パチッと目を開けると、窓から差し込む光がすっかり角度を変えてしまっている。
正確な時刻を確認すると、干している布団たちを取り込もうかという時間をすでに迎えていた。
あのまま寝てたのか。
起きる気力がなかなか起きず、ぼーっと白い無地の天井をしばらく眺める。そのうち、私の寝相のせいでベットの下の方にまで転がったとみられる本に気づいて、そいつを手に取るとそのままゆっくり体を起こした。
テーブルの端の携帯を目視。
画面開こうかな、やめとこうかな、虚ろに考える。
でも速水さん、そういえば忙しいときはつつかないんだっけ。
そしたら来てないのがオチだよね、
私は画面を開くことをやめ、再び転がることにした。
とピカン――緑のランプが点滅している。私はあわてて携帯を開く。
『ちゃんと帰れてるよ…笑
もしかして二日酔いだった?』
ついぞあっさり、そいつは画面に広がった。
『連絡おそ。』
そう、画面越しにでも笑いながら呟く、速水さんの様子が伝わってくるような文章だった。

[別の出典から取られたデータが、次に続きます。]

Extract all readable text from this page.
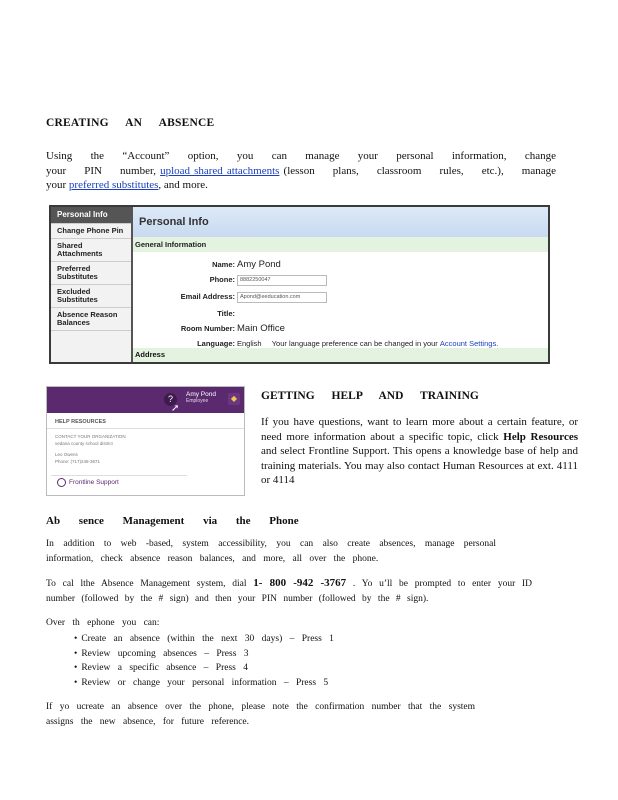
CREATING AN ABSENCE
Using the “Account” option, you can manage your personal information, change your PIN number, upload shared attachments (lesson plans, classroom rules, etc.), manage your preferred substitutes, and more.
Personal Info
Change Phone Pin
Shared Attachments
Preferred Substitutes
Excluded Substitutes
Absence Reason Balances
Personal Info
General Information
Name: Amy Pond
Phone: 8882250047
Email Address: Apond@eeducation.com
Title:
Room Number: Main Office
Language: English Your language preference can be changed in your Account Settings.
Address
?
➚
Amy Pond
Employee	◆
HELP RESOURCES
CONTACT YOUR ORGANIZATION
vedana county school district
Leo Owens
Phone: (717)248-3671
Frontline Support
GETTING HELP AND TRAINING
If you have questions, want to learn more about a certain feature, or need more information about a specific topic, click Help Resources and select Frontline Support. This opens a knowledge base of help and training materials. You may also contact Human Resources at ext. 4111 or 4114
Ab sence Management via the Phone
In addition to web -based, system accessibility, you can also create absences, manage personal information, check absence reason balances, and more, all over the phone.
To cal lthe Absence Management system, dial 1- 800 -942 -3767 . Yo u’ll be prompted to enter your ID number (followed by the # sign) and then your PIN number (followed by the # sign).
Over th ephone you can:
• Create an absence (within the next 30 days) – Press 1
• Review upcoming absences – Press 3
• Review a specific absence – Press 4
• Review or change your personal information – Press 5
If yo ucreate an absence over the phone, please note the confirmation number that the system assigns the new absence, for future reference.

まぁだけど、あながち2行目にくれている二日酔いの心配もそれが所以なんだろう。連絡遅くなったのは二日酔いのせいなの?っていう意味の。
私は本をその辺に置くと、そのままごろごろしながら適当に時間をつぶして
『無事で何よりです。そんなことはないですよ!』
って20分ぐらいたって送った。
別に何なら1分ほどで返事することもできるのに、すぐに返さなかったのは連絡を待っていたみたいに思われそうで照れくさいから。
本当は。
うん。ばかみたいに待ってたけど。